Karena warga dengan keluarga besarnya yang datang saat Mesyawalan begitu ramai maka dalam istilah Bali disebut dengan Ketog Semprong. Bila diurai, ketog berarti melepas sesuatu dengan cara mengetukkan ke lantai.
“Sedangkan semprong itu alat tiup untuk menyalakan api pada tungku di masa-masa lalu saat memasak. Biasanya ujung semprong itu terbakar dan ada abunya. Abu itu di-ketog ke tanah sehingga lepas dan berkumpul di satu tempat,” jelas Khoironi.
Ia menyebut Mesyawalan dan Ketog Semprong identik pula dengan Ketupat. Karena pada momen setelah berdoa ada momen untuk makan bersama.
Kegiatan itu dilakukan dengan duduk bersama di atas tikar atau alas sembari menyaksikan kesenian macam Rodat, Hadrah, Kasidah, atau aktivitas berakar budaya Islam.
Terkadang antara satu keluarga dengan keluarga lain saling menawarkan menu yang mereka masak. Seluruh masakan untuk Mesyawalan itu dibawa dengan sagian.
“Istilahnya sagian. Isinya aneka masakan. Biasanya ketupat, ayam goreng, nasi kuning.
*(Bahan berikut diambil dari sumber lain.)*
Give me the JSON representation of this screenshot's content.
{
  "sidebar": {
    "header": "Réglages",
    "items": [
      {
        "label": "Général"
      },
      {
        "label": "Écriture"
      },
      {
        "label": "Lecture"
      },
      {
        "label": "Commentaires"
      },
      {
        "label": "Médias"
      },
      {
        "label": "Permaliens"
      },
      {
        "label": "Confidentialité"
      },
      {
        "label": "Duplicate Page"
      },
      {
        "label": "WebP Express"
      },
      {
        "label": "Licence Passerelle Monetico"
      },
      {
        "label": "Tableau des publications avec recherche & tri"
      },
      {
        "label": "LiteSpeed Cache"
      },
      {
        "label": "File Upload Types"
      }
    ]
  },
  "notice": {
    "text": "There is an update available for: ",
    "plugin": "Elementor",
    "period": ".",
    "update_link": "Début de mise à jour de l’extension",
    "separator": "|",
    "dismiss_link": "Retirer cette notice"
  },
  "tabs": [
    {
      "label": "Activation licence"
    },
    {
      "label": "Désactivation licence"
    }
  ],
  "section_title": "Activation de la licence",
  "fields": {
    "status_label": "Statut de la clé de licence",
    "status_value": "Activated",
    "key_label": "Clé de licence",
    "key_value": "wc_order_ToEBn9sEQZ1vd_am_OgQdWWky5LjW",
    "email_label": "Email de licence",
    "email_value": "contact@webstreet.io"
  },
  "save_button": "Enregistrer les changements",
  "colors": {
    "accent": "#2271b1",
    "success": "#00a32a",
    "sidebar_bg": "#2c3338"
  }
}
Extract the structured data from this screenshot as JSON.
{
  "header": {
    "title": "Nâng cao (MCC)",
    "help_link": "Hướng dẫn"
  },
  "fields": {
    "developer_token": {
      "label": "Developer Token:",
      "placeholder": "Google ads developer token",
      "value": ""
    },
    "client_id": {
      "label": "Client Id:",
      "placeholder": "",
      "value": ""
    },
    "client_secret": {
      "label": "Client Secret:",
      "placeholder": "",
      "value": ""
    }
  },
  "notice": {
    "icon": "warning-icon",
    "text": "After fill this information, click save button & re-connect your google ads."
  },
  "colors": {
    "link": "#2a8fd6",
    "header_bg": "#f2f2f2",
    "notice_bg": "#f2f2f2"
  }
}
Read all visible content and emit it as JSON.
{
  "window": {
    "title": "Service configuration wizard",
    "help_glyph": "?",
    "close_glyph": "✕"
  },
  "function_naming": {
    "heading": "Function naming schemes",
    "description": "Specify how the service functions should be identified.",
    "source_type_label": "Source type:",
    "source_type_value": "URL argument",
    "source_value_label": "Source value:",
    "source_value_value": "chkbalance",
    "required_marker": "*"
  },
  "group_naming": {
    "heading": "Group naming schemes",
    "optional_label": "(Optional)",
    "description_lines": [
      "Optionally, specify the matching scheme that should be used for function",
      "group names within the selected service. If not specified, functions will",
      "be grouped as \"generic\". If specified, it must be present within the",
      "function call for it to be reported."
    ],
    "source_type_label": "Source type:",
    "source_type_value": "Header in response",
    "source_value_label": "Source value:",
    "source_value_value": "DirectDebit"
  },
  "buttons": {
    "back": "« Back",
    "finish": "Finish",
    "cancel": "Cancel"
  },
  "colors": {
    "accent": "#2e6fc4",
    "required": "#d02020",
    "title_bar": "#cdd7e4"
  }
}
Macam-macam masakanlah,” ujarnya.
Menurutnya, menu yang identik dengan Mesyawalan dan Ketog Semprong adalah ketupat. Sehingga Mesyawalan bisa pula disebut dengan Lebaran Ketupat sebagaimana penyebutan tradisi serupa pada komunitas muslim di daerah lain.
“Identiknya ketupat. Meskipun tidak harus ya. Bisa diganti nasi. Tapi kalau dulu biasanya ketupat. Sekarang ini karena mungkin tidak sempat buat ketupat, jadi pakai nasi saja. Karena buat ketupat juga prosesnya lumayan (lama),” tuturnya.
Menurut Khoironi, tradisi ini telah ada sejak lama. Ia sendiri tidak bisa memastikan sejak kapan tradisi ini mulai berkembang karena tidak ada sumber tertulis yang bisa menjelaskannya.
Namun, tradisi ini diperkirakan berkembang seiring keberadaan komunitas muslim di Bali pada masa lampau. Dulunya, tradisi ini digelar di masjid atau musala. Sejak sepuluh tahun terakhir, tradisi ini kemudian digelar ke dalam satu momen dan tempat.
Karena diperkirakan berkaitan dengan perkembangan komunitas muslim di Bali, warga yang hadir dalam Mesyawalan dan Ketog Semprong ini tidak hanya berasal dari Banjar Candikuning II saja. Ada juga yang punya kerabat di daerah lainnya di Bali.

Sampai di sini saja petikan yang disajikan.